Ex-commanders, Taliban win seats
The results of the September 18 vote for the 249-seat lower house, or Wolesi Jirga, and councils in all 34 provinces were finally released on Saturday, after being delayed by a slow count and accusations of vote fraud.
"We have now completed certification of all final results for both the Wolesi Jirga and the provincial council elections," said a statement by Bissmillah Bissmil, chairman of the UN-Afghan Joint Electoral Management Body.
Parliament is expected to sit for the first time next month in a renovated old assembly building.
One of parliament's key jobs will be to approve or veto the nomination of cabinet members.
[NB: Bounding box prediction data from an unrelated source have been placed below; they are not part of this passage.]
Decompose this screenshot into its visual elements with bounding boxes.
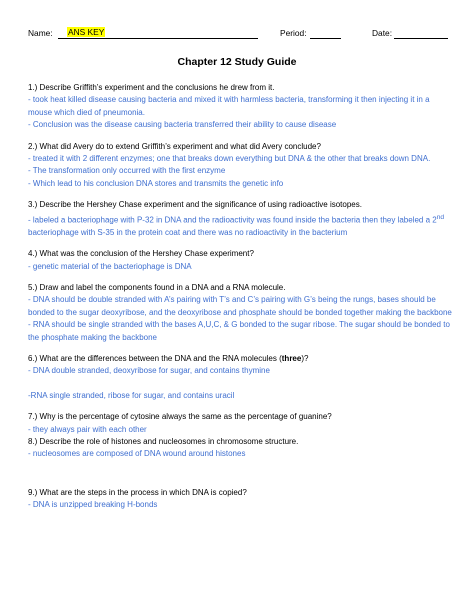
question-text: 9.) What are the steps in the process in which DNA is copied? [28,487,247,497]
answer-text: - treated it with 2 different enzymes; one that breaks down everything but DNA & the other that breaks down DNA. [28,154,431,164]
answer-text: - Conclusion was the disease causing bacteria transferred their ability to cause disease [28,120,337,130]
question-text: 4.) What was the conclusion of the Hershey Chase experiment? [28,249,254,259]
question-1 [28,82,454,132]
date-field-line [394,28,448,39]
question-text [28,353,454,365]
question-4 [28,248,454,273]
answer-text: - DNA should be double stranded with A’s pairing with T’s and C’s pairing with G’s being the rungs, bases should be bonded to the sugar deoxyribose, and the deoxyribose and phosphate should be bonded together making the backbone [28,295,452,317]
answer-text [28,212,454,239]
question-text: 2.) What did Avery do to extend Griffith’s experiment and what did Avery conclude? [28,141,321,151]
ordinal-suffix: nd [436,213,445,221]
answer-text: - Which lead to his conclusion DNA stores and transmits the genetic info [28,178,284,188]
name-label: Name: [28,28,53,38]
questions [28,82,454,521]
question-text-part: )? [301,353,309,363]
answer-text: - took heat killed disease causing bacteria and mixed it with harmless bacteria, transforming it then injecting it in a mouse which died of pneumonia. [28,95,430,117]
period-label: Period: [280,28,307,38]
header [28,28,448,42]
answer-text-part: - labeled a bacteriophage with P-32 in DNA and the radioactivity was found inside the bacteria then they labeled a 2 [28,215,437,225]
question-text-part: 6.) What are the differences between the DNA and the RNA molecules ( [28,353,282,363]
question-5 [28,282,454,344]
date-label: Date: [372,28,393,38]
answer-text: - The transformation only occurred with the first enzyme [28,166,226,176]
answer-text: - genetic material of the bacteriophage is DNA [28,261,192,271]
question-text: 5.) Draw and label the components found in a DNA and a RNA molecule. [28,282,286,292]
answer-text: - RNA should be single stranded with the bases A,U,C, & G bonded to the sugar ribose. The sugar should be bonded to the phosphate making the backbone [28,320,450,342]
answer-text: - nucleosomes are composed of DNA wound around histones [28,449,246,459]
answer-text-part: bacteriophage with S-35 in the protein coat and there was no radioactivity in the bacterium [28,227,348,237]
question-9 [28,487,454,512]
answer-text: - DNA is unzipped breaking H-bonds [28,500,158,510]
ans-key-highlight: ANS KEY [68,27,105,37]
question-3 [28,199,454,239]
question-2 [28,141,454,191]
page-title: Chapter 12 Study Guide [177,56,297,68]
question-6 [28,353,454,402]
spacer [28,470,454,487]
question-text: 1.) Describe Griffith’s experiment and the conclusions he drew from it. [28,83,275,92]
answer-text: - DNA double stranded, deoxyribose for sugar, and contains thymine [28,366,270,376]
question-7 [28,411,454,436]
question-8 [28,436,454,461]
answer-text: -RNA single stranded, ribose for sugar, and contains uracil [28,390,235,400]
emphasis-three: three [281,353,302,363]
answer-text: - they always pair with each other [28,424,147,434]
spacer [28,378,454,390]
period-field-line [310,28,341,39]
question-text: 3.) Describe the Hershey Chase experiment and the significance of using radioactive isotopes. [28,200,362,210]
question-text: 8.) Describe the role of histones and nucleosomes in chromosome structure. [28,437,299,446]
question-text: 7.) Why is the percentage of cytosine always the same as the percentage of guanine? [28,412,332,422]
An election for a new upper house is expected to be completed by the end of this month.
Bissmil described the polls, the first in decades in war-torn Afghanistan, as a milestone in the country's transition to democracy.
The UN-organised elections were held on a non-party basis, with all 5,800 candidates running as independents, raising fears that a fragmented parliament will emerge, with members focused on parochial issues as they compete for government resources.
President Hamid Karzai has no political party and stayed out of the fray, although several supporters, including two relatives, won parliamentary seats.
Yunus Qanuni, leader of an alliance of parties opposed to the US-backed president, also won a seat. The former interior and education minister in Karzai's government came a distant second to Karzai in the October 2004 presidential election.